Monday's decision was cheered by Columbia River tribes. The Cowlitz Indian Tribe, which has longstanding ties to the region where the terminal is proposed, thanked the state for rejecting the permit.

"The proposed Coal Terminal is another threat to our way of life, culture, and subsequently our future generations’ right to the use and enjoyment of natural resources within our homelands," the statement said.

“It comes as a great relief for all of us here,” said Chuck Sams, spokesman for the Confederated Tribes of the Umatilla Indian Reservation. “Protecting our natural resources, that not just the tribes but all Washingtonians and U.S. citizens rely upon.”

Ecology’s broad scope angered project supporters. Washington’s business community took aim at the decision, with several groups issuing statements calling the process a charade and questioning the grounds for the denial, saying the agency appeared to be looking for any reason to reject the project because it involved coal.

“It’s pretty outrageous,” said Lee Newgent of the Washington State Building and Construction Trades Council. “Are they going to do that for every single project we’re trying do? Probably nothing would ever get built.”

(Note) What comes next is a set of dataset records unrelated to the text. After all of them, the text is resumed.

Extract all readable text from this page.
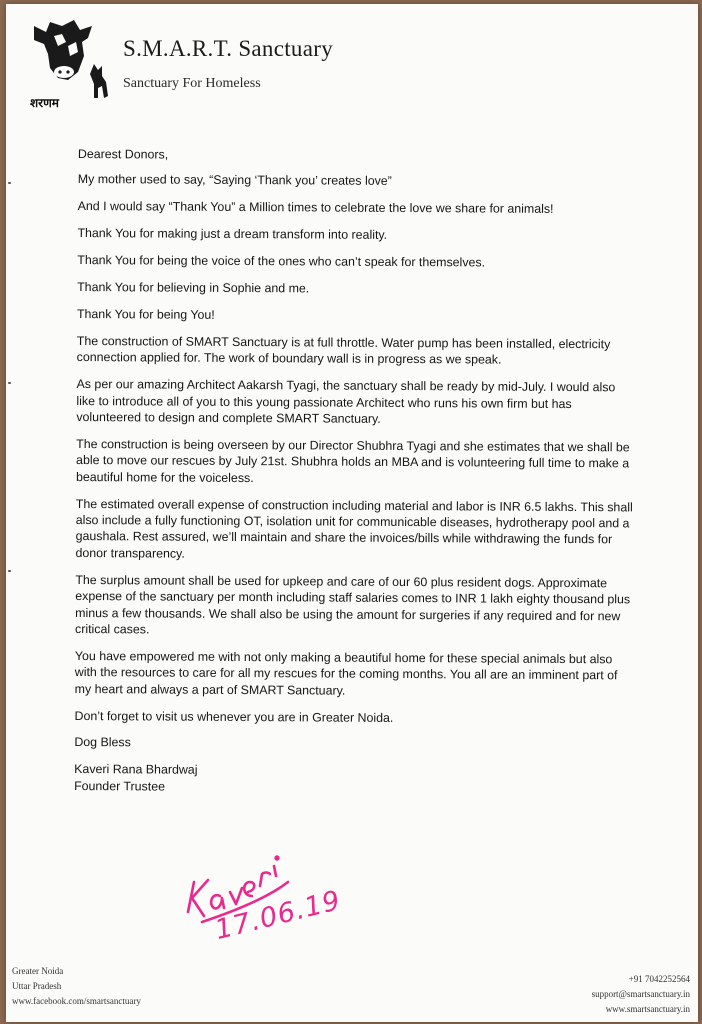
शरणम
S.M.A.R.T. Sanctuary
Sanctuary For Homeless

Dearest Donors,

My mother used to say, “Saying ‘Thank you’ creates love”

And I would say “Thank You” a Million times to celebrate the love we share for animals!

Thank You for making just a dream transform into reality.

Thank You for being the voice of the ones who can’t speak for themselves.

Thank You for believing in Sophie and me.

Thank You for being You!

The construction of SMART Sanctuary is at full throttle. Water pump has been installed, electricity connection applied for. The work of boundary wall is in progress as we speak.

As per our amazing Architect Aakarsh Tyagi, the sanctuary shall be ready by mid-July. I would also like to introduce all of you to this young passionate Architect who runs his own firm but has volunteered to design and complete SMART Sanctuary.

The construction is being overseen by our Director Shubhra Tyagi and she estimates that we shall be able to move our rescues by July 21st. Shubhra holds an MBA and is volunteering full time to make a beautiful home for the voiceless.

The estimated overall expense of construction including material and labor is INR 6.5 lakhs. This shall also include a fully functioning OT, isolation unit for communicable diseases, hydrotherapy pool and a gaushala. Rest assured, we’ll maintain and share the invoices/bills while withdrawing the funds for donor transparency.

The surplus amount shall be used for upkeep and care of our 60 plus resident dogs. Approximate expense of the sanctuary per month including staff salaries comes to INR 1 lakh eighty thousand plus minus a few thousands. We shall also be using the amount for surgeries if any required and for new critical cases.

You have empowered me with not only making a beautiful home for these special animals but also with the resources to care for all my rescues for the coming months. You all are an imminent part of my heart and always a part of SMART Sanctuary.

Don’t forget to visit us whenever you are in Greater Noida.

Dog Bless

Kaveri Rana Bhardwaj

Founder Trustee

17.06.19
Greater Noida
Uttar Pradesh
www.facebook.com/smartsanctuary
+91 7042252564
support@smartsanctuary.in
www.smartsanctuary.in
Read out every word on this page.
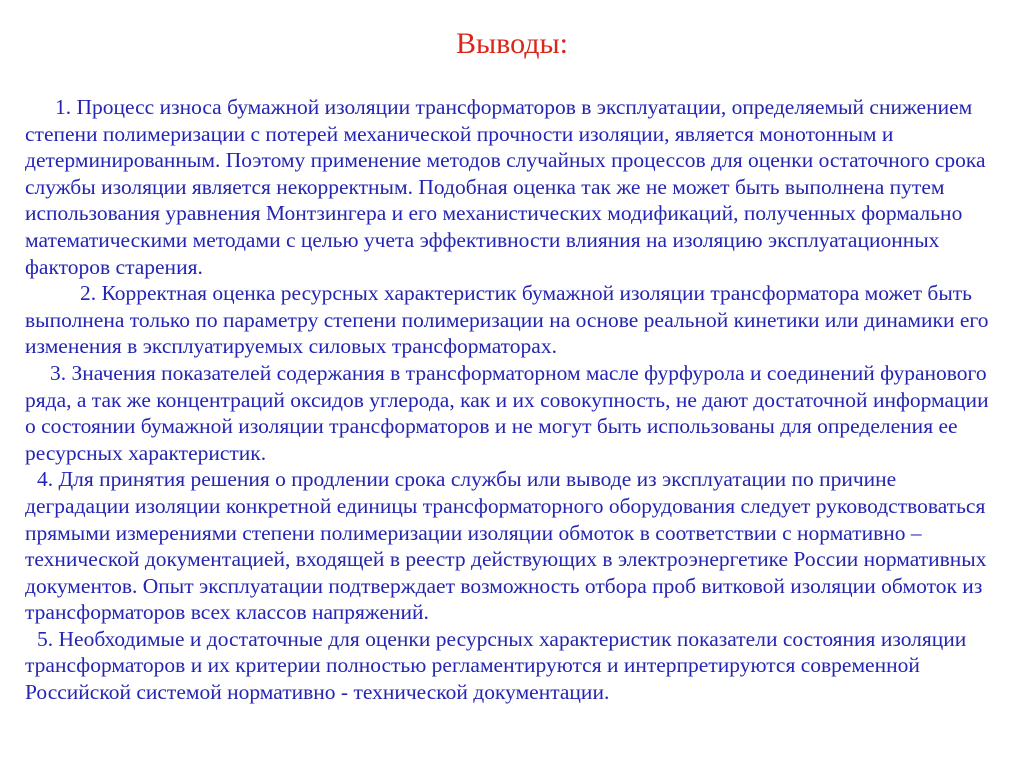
Выводы:

1. Процесс износа бумажной изоляции трансформаторов в эксплуатации, определяемый снижением степени полимеризации с потерей механической прочности изоляции, является монотонным и детерминированным. Поэтому применение методов случайных процессов для оценки остаточного срока службы изоляции является некорректным. Подобная оценка так же не может быть выполнена путем использования уравнения Монтзингера и его механистических модификаций, полученных формально математическими методами с целью учета эффективности влияния на изоляцию эксплуатационных факторов старения.

2. Корректная оценка ресурсных характеристик бумажной изоляции трансформатора может быть выполнена только по параметру степени полимеризации на основе реальной кинетики или динамики его изменения в эксплуатируемых силовых трансформаторах.

3. Значения показателей содержания в трансформаторном масле фурфурола и соединений фуранового ряда, а так же концентраций оксидов углерода, как и их совокупность, не дают достаточной информации о состоянии бумажной изоляции трансформаторов и не могут быть использованы для определения ее ресурсных характеристик.

4. Для принятия решения о продлении срока службы или выводе из эксплуатации по причине деградации изоляции конкретной единицы трансформаторного оборудования следует руководствоваться прямыми измерениями степени полимеризации изоляции обмоток в соответствии с нормативно – технической документацией, входящей в реестр действующих в электроэнергетике России нормативных документов. Опыт эксплуатации подтверждает возможность отбора проб витковой изоляции обмоток из трансформаторов всех классов напряжений.

5. Необходимые и достаточные для оценки ресурсных характеристик показатели состояния изоляции трансформаторов и их критерии полностью регламентируются и интерпретируются современной Российской системой нормативно - технической документации.
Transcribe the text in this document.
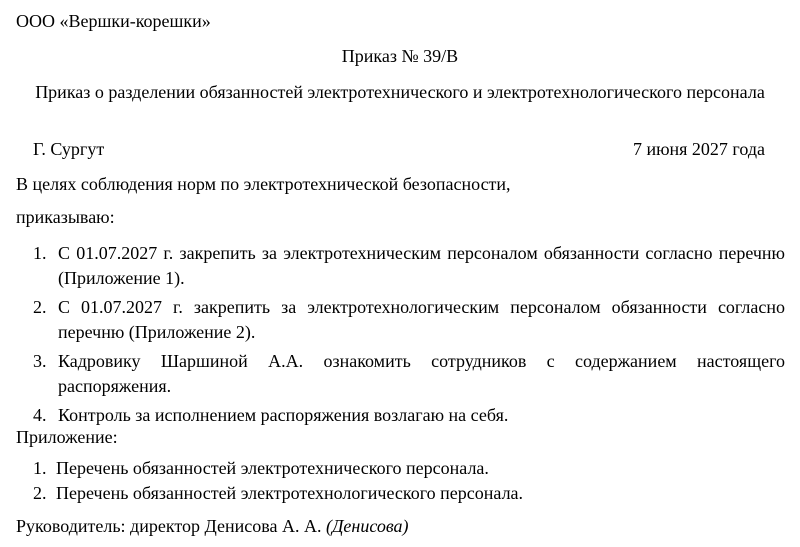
ООО «Вершки-корешки»

Приказ № 39/В

Приказ о разделении обязанностей электротехнического и электротехнологического персонала

Г. Сургут	7 июня 2027 года

В целях соблюдения норм по электротехнической безопасности,

приказываю:

1. С 01.07.2027 г. закрепить за электротехническим персоналом обязанности согласно перечню (Приложение 1).
2. С 01.07.2027 г. закрепить за электротехнологическим персоналом обязанности согласно перечню (Приложение 2).
3. Кадровику Шаршиной А.А. ознакомить сотрудников с содержанием настоящего распоряжения.
4. Контроль за исполнением распоряжения возлагаю на себя.

Приложение:

1. Перечень обязанностей электротехнического персонала.
2. Перечень обязанностей электротехнологического персонала.

Руководитель: директор Денисова А. А. (Денисова)
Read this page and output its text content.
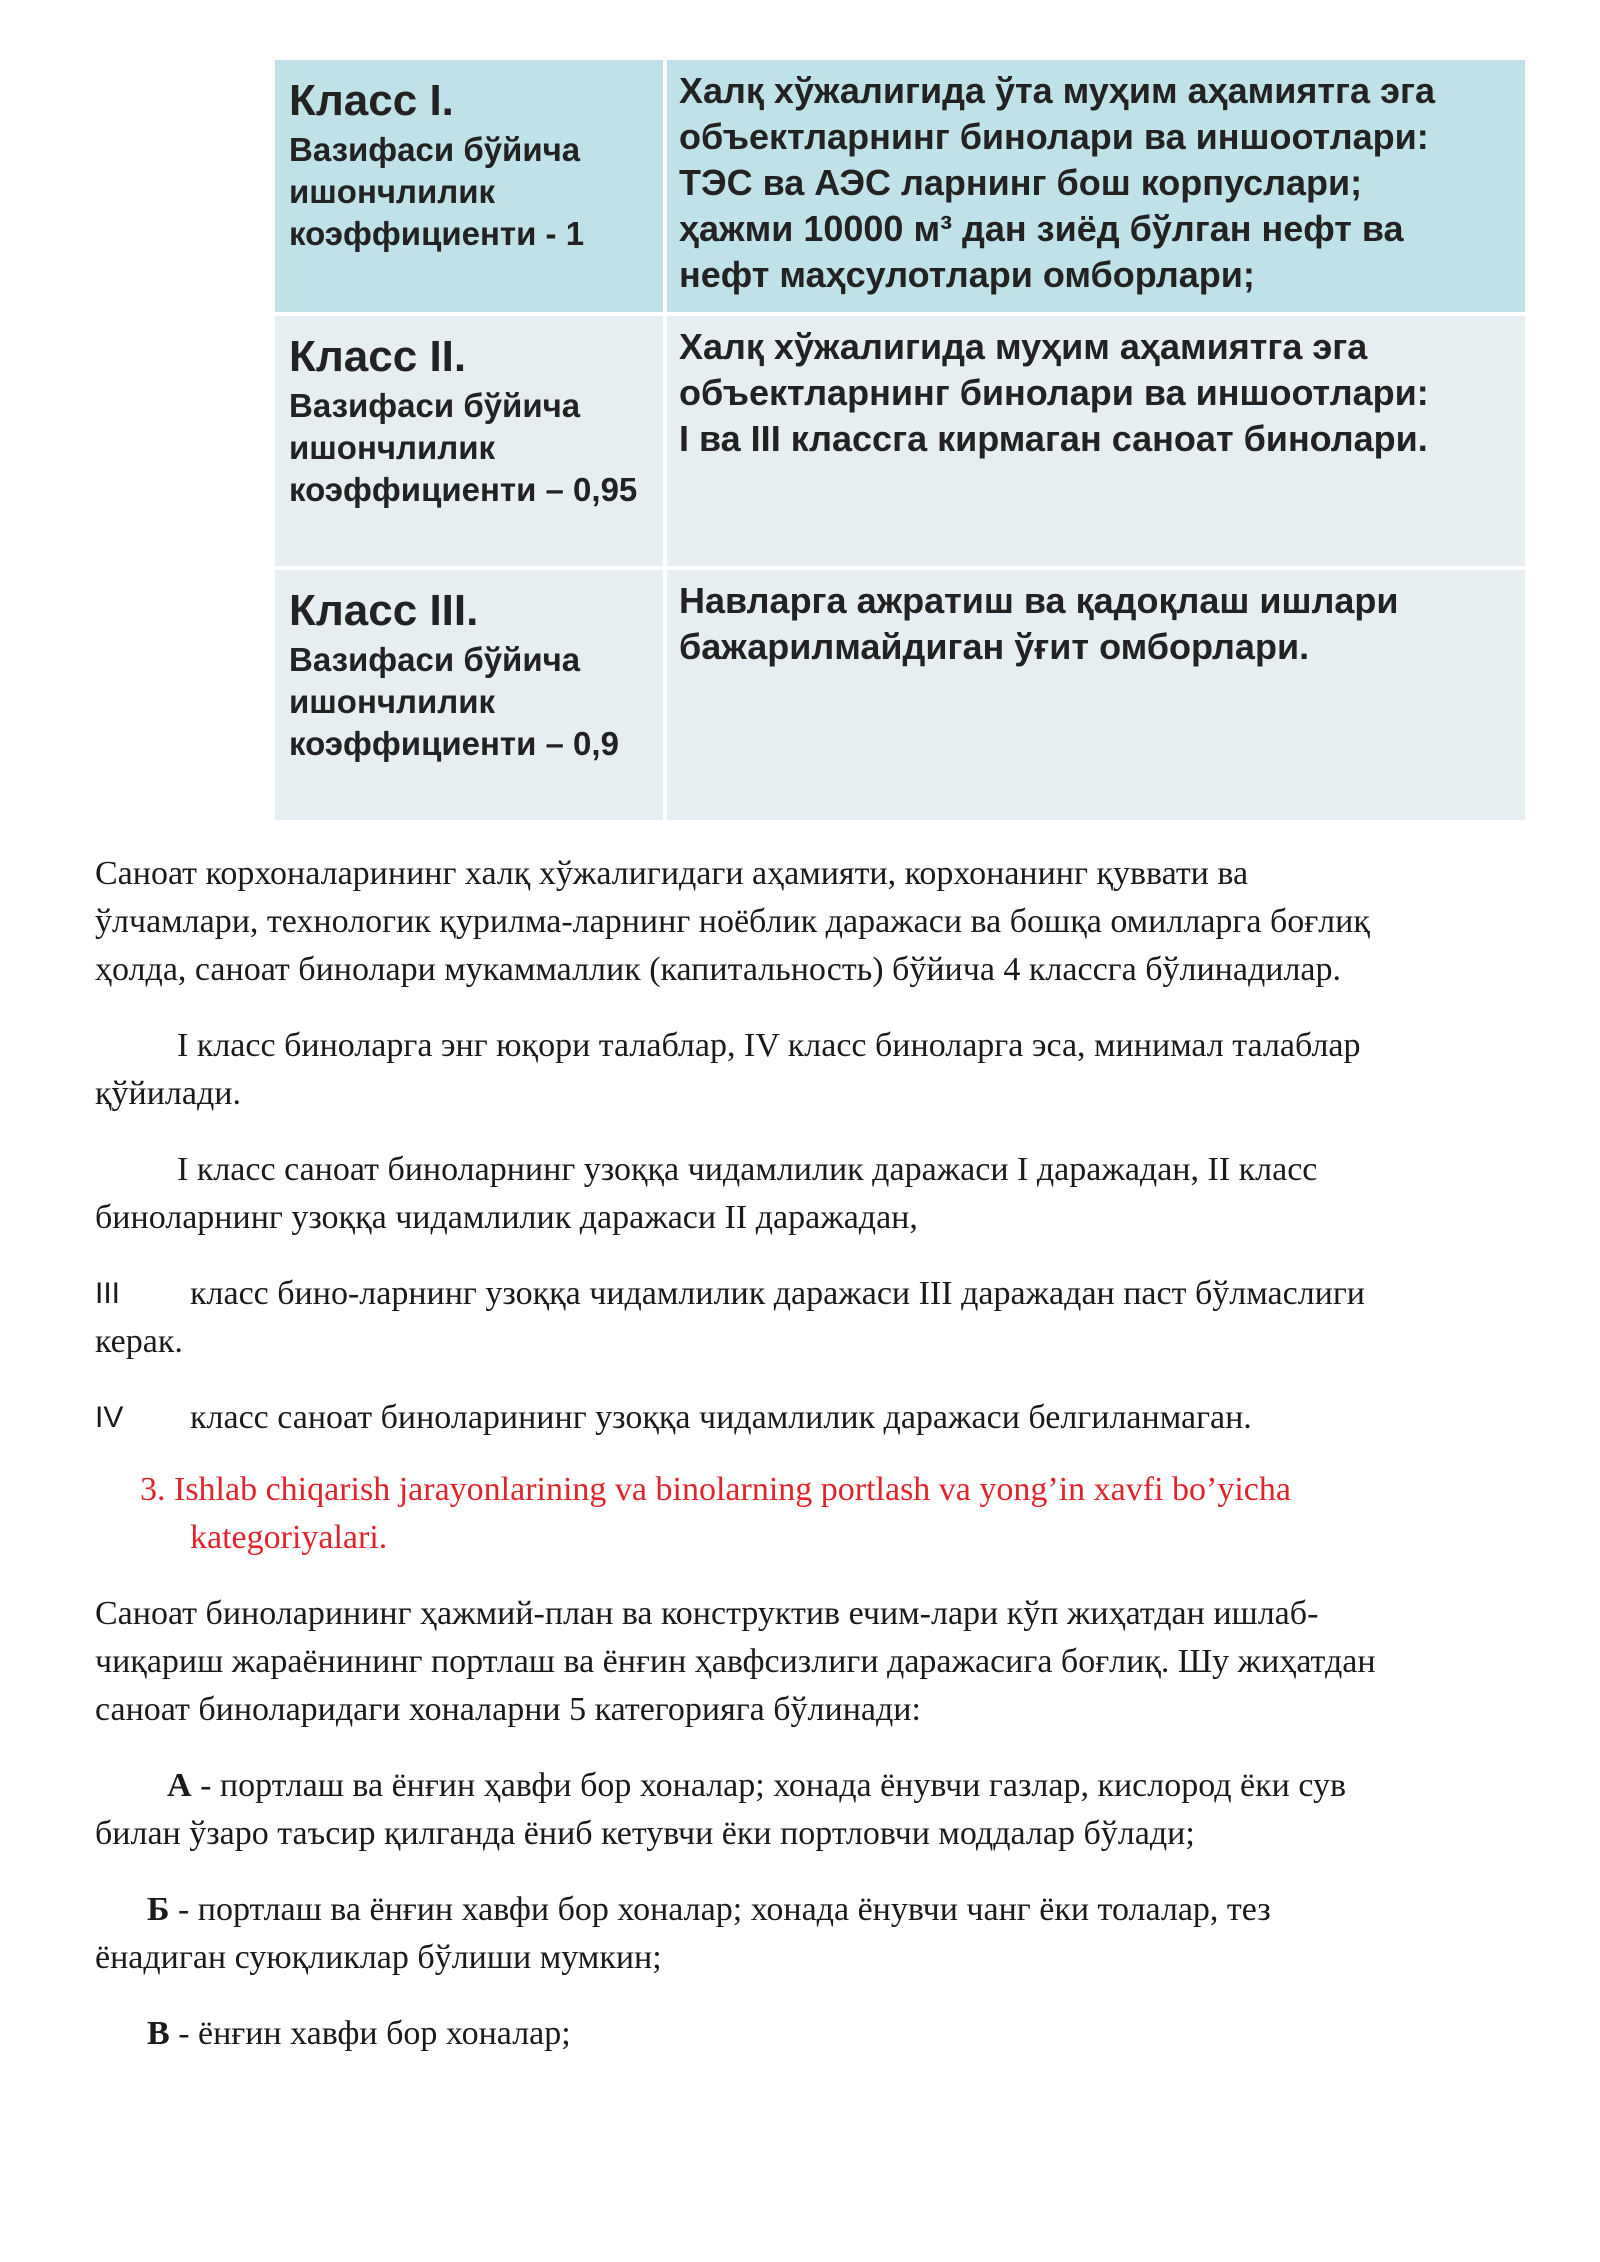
Класс I.
Вазифаси бўйича
ишончлилик
коэффициенти - 1
Халқ хўжалигида ўта муҳим аҳамиятга эга
объектларнинг бинолари ва иншоотлари:
ТЭС ва АЭС ларнинг бош корпуслари;
ҳажми 10000 м³ дан зиёд бўлган нефт ва
нефт маҳсулотлари омборлари;
Класс II.
Вазифаси бўйича
ишончлилик
коэффициенти – 0,95
Халқ хўжалигида муҳим аҳамиятга эга
объектларнинг бинолари ва иншоотлари:
I ва III классга кирмаган саноат бинолари.
Класс III.
Вазифаси бўйича
ишончлилик
коэффициенти – 0,9
Навларга ажратиш ва қадоқлаш ишлари
бажарилмайдиган ўғит омборлари.

Саноат корхоналарининг халқ хўжалигидаги аҳамияти, корхонанинг қуввати ва
ўлчамлари, технологик қурилма-ларнинг ноёблик даражаси ва бошқа омилларга боғлиқ
ҳолда, саноат бинолари мукаммаллик (капитальность) бўйича 4 классга бўлинадилар.

I класс биноларга энг юқори талаблар, IV класс биноларга эса, минимал талаблар
қўйилади.

I класс саноат биноларнинг узоққа чидамлилик даражаси I даражадан, II класс
биноларнинг узоққа чидамлилик даражаси II даражадан,

III	класс бино-ларнинг узоққа чидамлилик даражаси III даражадан паст бўлмаслиги
керак.
IV	класс саноат биноларининг узоққа чидамлилик даражаси белгиланмаган.
3. Ishlab chiqarish jarayonlarining va binolarning portlash va yong’in xavfi bo’yicha
kategoriyalari.

Саноат биноларининг ҳажмий-план ва конструктив ечим-лари кўп жиҳатдан ишлаб-
чиқариш жараёнининг портлаш ва ёнғин ҳавфсизлиги даражасига боғлиқ. Шу жиҳатдан
саноат биноларидаги хоналарни 5 категорияга бўлинади:

А - портлаш ва ёнғин ҳавфи бор хоналар; хонада ёнувчи газлар, кислород ёки сув
билан ўзаро таъсир қилганда ёниб кетувчи ёки портловчи моддалар бўлади;

Б - портлаш ва ёнғин хавфи бор хоналар; хонада ёнувчи чанг ёки толалар, тез
ёнадиган суюқликлар бўлиши мумкин;

В - ёнғин хавфи бор хоналар;
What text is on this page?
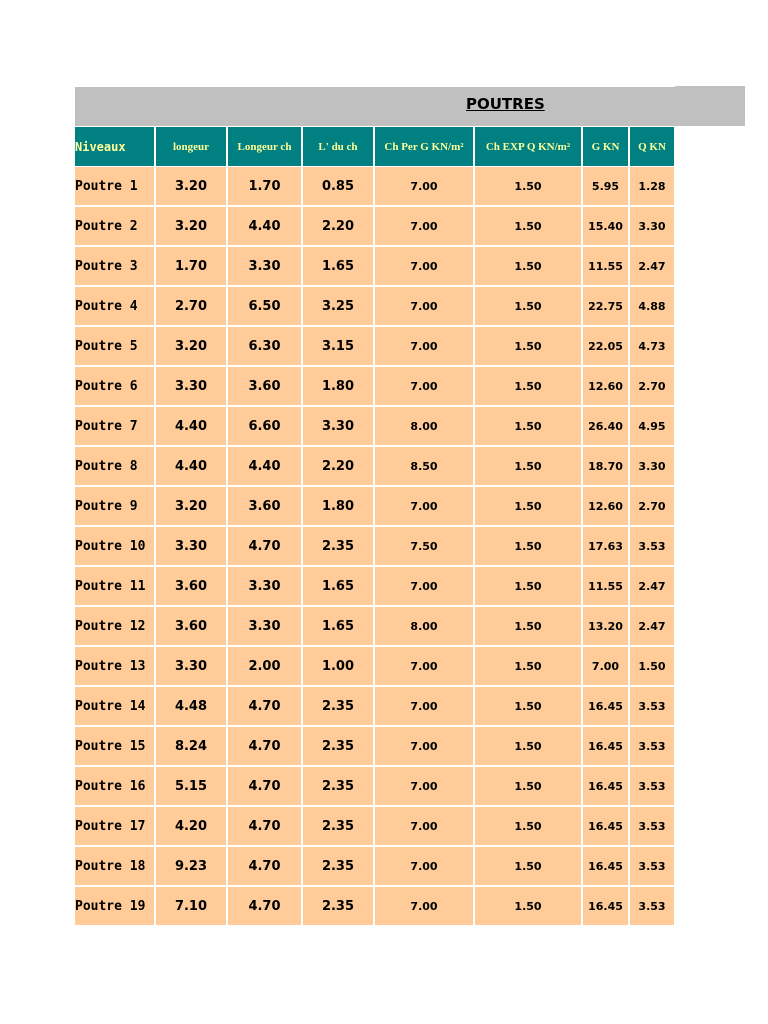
POUTRES
Niveaux	longeur	Longeur ch	L' du ch	Ch Per G KN/m²	Ch EXP Q KN/m²	G KN	Q KN
Poutre 1	3.20	1.70	0.85	7.00	1.50	5.95	1.28
Poutre 2	3.20	4.40	2.20	7.00	1.50	15.40	3.30
Poutre 3	1.70	3.30	1.65	7.00	1.50	11.55	2.47
Poutre 4	2.70	6.50	3.25	7.00	1.50	22.75	4.88
Poutre 5	3.20	6.30	3.15	7.00	1.50	22.05	4.73
Poutre 6	3.30	3.60	1.80	7.00	1.50	12.60	2.70
Poutre 7	4.40	6.60	3.30	8.00	1.50	26.40	4.95
Poutre 8	4.40	4.40	2.20	8.50	1.50	18.70	3.30
Poutre 9	3.20	3.60	1.80	7.00	1.50	12.60	2.70
Poutre 10	3.30	4.70	2.35	7.50	1.50	17.63	3.53
Poutre 11	3.60	3.30	1.65	7.00	1.50	11.55	2.47
Poutre 12	3.60	3.30	1.65	8.00	1.50	13.20	2.47
Poutre 13	3.30	2.00	1.00	7.00	1.50	7.00	1.50
Poutre 14	4.48	4.70	2.35	7.00	1.50	16.45	3.53
Poutre 15	8.24	4.70	2.35	7.00	1.50	16.45	3.53
Poutre 16	5.15	4.70	2.35	7.00	1.50	16.45	3.53
Poutre 17	4.20	4.70	2.35	7.00	1.50	16.45	3.53
Poutre 18	9.23	4.70	2.35	7.00	1.50	16.45	3.53
Poutre 19	7.10	4.70	2.35	7.00	1.50	16.45	3.53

Kris Johnson, president of the Association of Washington Business, said the decision turns away an investment in good jobs in a part of Washington that truly needs them. The project promises 300 full-time jobs, with an additional 2,650 for construction. Cowlitz County’s unemployment rate is currently around 6 percent, and historically runs higher than the national average.

“From the beginning, it has faced unprecedented regulatory hurdles that send the wrong message to employers about Washington’s openness to investment,” Johnson said of the project.

On a conference call with reporters, Ecology director Bellon dismissed any notion of bias in the process.

“I feel very strongly that is a solid decision and feel in no way that it was arbitrary,” she said.

Bellon said while the scope of this coal terminal is unprecedented, the department has in the past relied on factors other than water quality to deny permits, because permits are required to comply with other state laws.